İskender Pala: ‘Bu ülkede bir de kültür-sanat seferberliği başlatılsa!’

“Ben bu romanı -Karun ve Anarşist-i 20 yıldır söylediğim, 30 yıldır da düşündüğüm kültür-sanat meseleleri için yazdım” diyen İskender Pala ile yapılan röportajdan...

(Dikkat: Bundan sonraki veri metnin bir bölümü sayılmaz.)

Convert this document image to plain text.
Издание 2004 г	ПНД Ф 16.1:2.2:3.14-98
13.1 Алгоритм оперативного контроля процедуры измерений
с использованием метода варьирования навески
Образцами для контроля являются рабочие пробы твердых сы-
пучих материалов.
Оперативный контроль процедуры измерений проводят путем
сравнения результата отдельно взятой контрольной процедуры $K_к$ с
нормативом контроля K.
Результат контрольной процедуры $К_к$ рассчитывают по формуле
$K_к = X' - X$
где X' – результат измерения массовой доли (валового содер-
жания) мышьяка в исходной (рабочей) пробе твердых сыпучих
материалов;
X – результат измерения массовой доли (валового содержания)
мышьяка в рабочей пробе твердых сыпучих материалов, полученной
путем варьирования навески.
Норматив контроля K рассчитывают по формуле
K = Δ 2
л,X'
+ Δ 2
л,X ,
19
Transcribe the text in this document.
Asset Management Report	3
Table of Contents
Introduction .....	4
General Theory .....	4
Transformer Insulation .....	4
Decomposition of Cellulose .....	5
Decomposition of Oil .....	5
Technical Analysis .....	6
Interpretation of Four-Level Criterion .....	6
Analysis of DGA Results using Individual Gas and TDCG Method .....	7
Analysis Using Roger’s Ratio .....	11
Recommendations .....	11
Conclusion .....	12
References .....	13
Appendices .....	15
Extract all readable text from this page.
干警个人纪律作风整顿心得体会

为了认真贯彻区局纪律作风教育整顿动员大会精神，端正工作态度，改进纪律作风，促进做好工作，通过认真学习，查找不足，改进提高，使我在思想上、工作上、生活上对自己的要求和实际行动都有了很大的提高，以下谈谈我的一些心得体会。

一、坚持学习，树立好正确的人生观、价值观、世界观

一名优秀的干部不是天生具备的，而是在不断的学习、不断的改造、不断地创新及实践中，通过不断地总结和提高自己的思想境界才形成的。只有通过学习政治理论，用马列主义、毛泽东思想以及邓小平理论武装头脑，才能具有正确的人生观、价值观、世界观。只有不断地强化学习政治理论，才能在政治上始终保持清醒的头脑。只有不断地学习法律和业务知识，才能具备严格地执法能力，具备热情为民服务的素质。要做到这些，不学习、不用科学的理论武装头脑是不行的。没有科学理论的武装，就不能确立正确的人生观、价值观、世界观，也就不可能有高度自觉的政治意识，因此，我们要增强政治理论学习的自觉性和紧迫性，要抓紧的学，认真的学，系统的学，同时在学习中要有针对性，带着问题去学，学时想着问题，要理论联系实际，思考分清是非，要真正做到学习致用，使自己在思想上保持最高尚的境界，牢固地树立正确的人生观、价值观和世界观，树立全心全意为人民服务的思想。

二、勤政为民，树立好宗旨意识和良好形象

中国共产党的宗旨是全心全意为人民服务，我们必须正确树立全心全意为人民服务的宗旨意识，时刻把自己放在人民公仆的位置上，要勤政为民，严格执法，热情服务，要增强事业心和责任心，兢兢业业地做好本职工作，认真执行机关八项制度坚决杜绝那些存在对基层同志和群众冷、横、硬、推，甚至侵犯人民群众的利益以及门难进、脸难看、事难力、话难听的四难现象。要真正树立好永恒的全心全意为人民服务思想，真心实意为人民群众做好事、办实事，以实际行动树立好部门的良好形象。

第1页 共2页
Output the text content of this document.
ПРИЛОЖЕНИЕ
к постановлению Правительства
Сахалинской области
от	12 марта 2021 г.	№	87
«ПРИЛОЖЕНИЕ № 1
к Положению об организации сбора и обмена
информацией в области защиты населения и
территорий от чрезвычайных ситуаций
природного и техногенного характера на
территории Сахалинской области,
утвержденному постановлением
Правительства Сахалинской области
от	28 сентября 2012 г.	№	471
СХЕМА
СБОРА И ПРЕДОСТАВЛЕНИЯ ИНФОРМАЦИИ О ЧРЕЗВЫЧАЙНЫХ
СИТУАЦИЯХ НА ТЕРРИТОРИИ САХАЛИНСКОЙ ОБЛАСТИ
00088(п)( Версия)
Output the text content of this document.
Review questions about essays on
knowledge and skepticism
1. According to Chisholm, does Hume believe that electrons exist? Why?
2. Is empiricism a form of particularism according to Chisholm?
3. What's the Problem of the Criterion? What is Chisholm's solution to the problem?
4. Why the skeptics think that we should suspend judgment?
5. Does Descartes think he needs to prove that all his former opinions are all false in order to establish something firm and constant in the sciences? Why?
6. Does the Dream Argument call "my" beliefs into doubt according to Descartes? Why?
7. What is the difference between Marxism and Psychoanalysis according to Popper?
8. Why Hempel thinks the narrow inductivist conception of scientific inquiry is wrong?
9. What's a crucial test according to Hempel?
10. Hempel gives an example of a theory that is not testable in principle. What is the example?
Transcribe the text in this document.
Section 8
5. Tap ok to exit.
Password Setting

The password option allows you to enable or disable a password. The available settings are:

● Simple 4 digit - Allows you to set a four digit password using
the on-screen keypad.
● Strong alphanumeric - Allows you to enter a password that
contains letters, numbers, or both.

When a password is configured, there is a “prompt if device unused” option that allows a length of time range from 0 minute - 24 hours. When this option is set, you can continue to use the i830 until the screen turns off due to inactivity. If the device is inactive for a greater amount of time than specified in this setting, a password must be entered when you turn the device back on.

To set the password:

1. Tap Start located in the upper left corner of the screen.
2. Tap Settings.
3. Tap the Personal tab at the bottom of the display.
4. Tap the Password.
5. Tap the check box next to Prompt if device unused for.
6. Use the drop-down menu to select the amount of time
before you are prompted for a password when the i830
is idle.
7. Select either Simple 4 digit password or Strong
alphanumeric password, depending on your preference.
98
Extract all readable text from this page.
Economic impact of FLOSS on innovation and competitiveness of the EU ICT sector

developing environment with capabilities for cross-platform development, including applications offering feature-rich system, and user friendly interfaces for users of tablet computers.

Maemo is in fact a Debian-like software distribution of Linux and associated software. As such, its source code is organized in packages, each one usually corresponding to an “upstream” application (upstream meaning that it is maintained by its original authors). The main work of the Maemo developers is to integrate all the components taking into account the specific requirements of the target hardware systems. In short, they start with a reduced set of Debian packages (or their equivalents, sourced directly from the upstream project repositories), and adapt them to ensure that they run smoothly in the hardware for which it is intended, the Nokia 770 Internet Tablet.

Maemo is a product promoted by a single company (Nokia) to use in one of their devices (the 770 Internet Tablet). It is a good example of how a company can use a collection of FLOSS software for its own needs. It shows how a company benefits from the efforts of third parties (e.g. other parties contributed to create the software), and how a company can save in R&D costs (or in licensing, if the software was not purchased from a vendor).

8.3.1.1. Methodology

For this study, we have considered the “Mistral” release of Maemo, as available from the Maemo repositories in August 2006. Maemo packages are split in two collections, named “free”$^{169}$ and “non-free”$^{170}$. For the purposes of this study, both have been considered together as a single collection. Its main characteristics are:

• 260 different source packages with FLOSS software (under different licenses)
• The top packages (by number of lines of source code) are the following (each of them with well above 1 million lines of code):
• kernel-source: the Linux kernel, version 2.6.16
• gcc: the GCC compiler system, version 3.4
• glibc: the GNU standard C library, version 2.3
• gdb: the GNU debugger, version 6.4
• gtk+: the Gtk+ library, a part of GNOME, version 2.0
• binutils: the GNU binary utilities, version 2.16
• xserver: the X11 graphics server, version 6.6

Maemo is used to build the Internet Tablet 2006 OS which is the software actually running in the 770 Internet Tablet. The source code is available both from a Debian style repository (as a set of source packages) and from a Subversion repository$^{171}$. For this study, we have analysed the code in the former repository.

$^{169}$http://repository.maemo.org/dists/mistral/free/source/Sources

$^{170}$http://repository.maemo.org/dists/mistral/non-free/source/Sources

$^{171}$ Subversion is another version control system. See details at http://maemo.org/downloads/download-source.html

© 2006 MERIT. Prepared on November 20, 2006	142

Lidya’yı yazmaya başlamamda iki temel sebep var. Batı dünyası Lidya’nın sahibiydi ve Olimpos’un çocukları olarak Lidya’da olup bitenler, Batı dünyasında bugün Doğu’ya kendilerini kabul ettirmek ve algı yönetimi için çok rahat kullanılan bir argümana dönüştü. Oysa Lidya bizim coğrafyamızdaydı, doğudaydı. Bugün üzerinde oturduğumuz coğrafya ve topraklar katman katman zenginliklere sahip. Teorim şu; Anadolu’da var olan binlerce yıllık hikâyelerden, seslerden, desenlerden yola çıkarak, tiyatro eserleri, film senaryoları üretsek, müzik besteleri yapsak, resimler üretsek hiç komplekse kapılmadan ‘Ben Cumhuriyet’im, Osmanlı da benimdir, Lidya da benimdir, Bizans da benimdir’ diye sahip olduğumuz bu mirası dünya kültürü ve sanatına ihraç etmeye başlasak... Bugüne kadar hep kültür ve sanat ithalatı yapan ülkemizde bir atılım gerçekleşir, gençlerimizin kendine güveni artar, insanımız bir başka insan olur. Oysa Anadolu’daki nice film ve opera konuları, nice desenler, resimler, heykeller, nice plastik sanat unsurları ve geleneksel sanatlarımızla dünyanın ‘Benim kültürüm senin kültürünü döver’ mücadelesinde öne çıkabiliriz.

Para sahipleri şu anda holdingler, patronlar, kuruluşlar vs... Hepsi nereye hangi yatırımı yapalım, nereden daha çok para kazanalım diyorlar. İçlerinden kültür sanatla ilgili şu yatırımı yapalım diyen parmakla gösterilir. Beri tarafta pek çok aktör, sanat yapmak istiyor fakat sponsoru yok. Bu böyle gitmez. Benim önerim, kültür sanat aktörlerinden bu şirketlerin yönetim kurullarına birer kişinin atandırılması. Mesela Cumhurbaşkanı’mız veya Başbakan’ımız ‘Bu ülkede bir de kültür sanat seferberliği başlatıyoruz...’ diye cümleye başlasa da ‘Yönetim kurullarınızda şairlerden,ressamlardan,tiyatroculardan,sinemacılardan, plastik sanatçılardan,tabii ki ebru ya da neyzenlerden,bienal yönetenlerden, kültür sanata yön verenlerden birer kişiyi atandırmanızı tavsiye ediyorum, bunu böyle yapmalıyız’ dese. Geçenlerde saydım Forbes Dergisi’nin ve diğer ekonomi dergilerinin Türkiye’deki ultra zengin dediği şirketlerinin sayısı 360 civarındaydı. Mesela GYO’lar menkul değerlerini yaparken yönetim kurullarında bir ressam olsa kötü mü? Mesela TCDD bütün o işleri yaparken yönetim kurulunda bir sinema aktristi olsa kötü mü? Türkiye’de topyekûn bir kültürsanat kalkındırılması olmaz mı?

Habertürk

İskender Pala, Türk profesör, yazar ve divan edebiyatı araştırmacısı.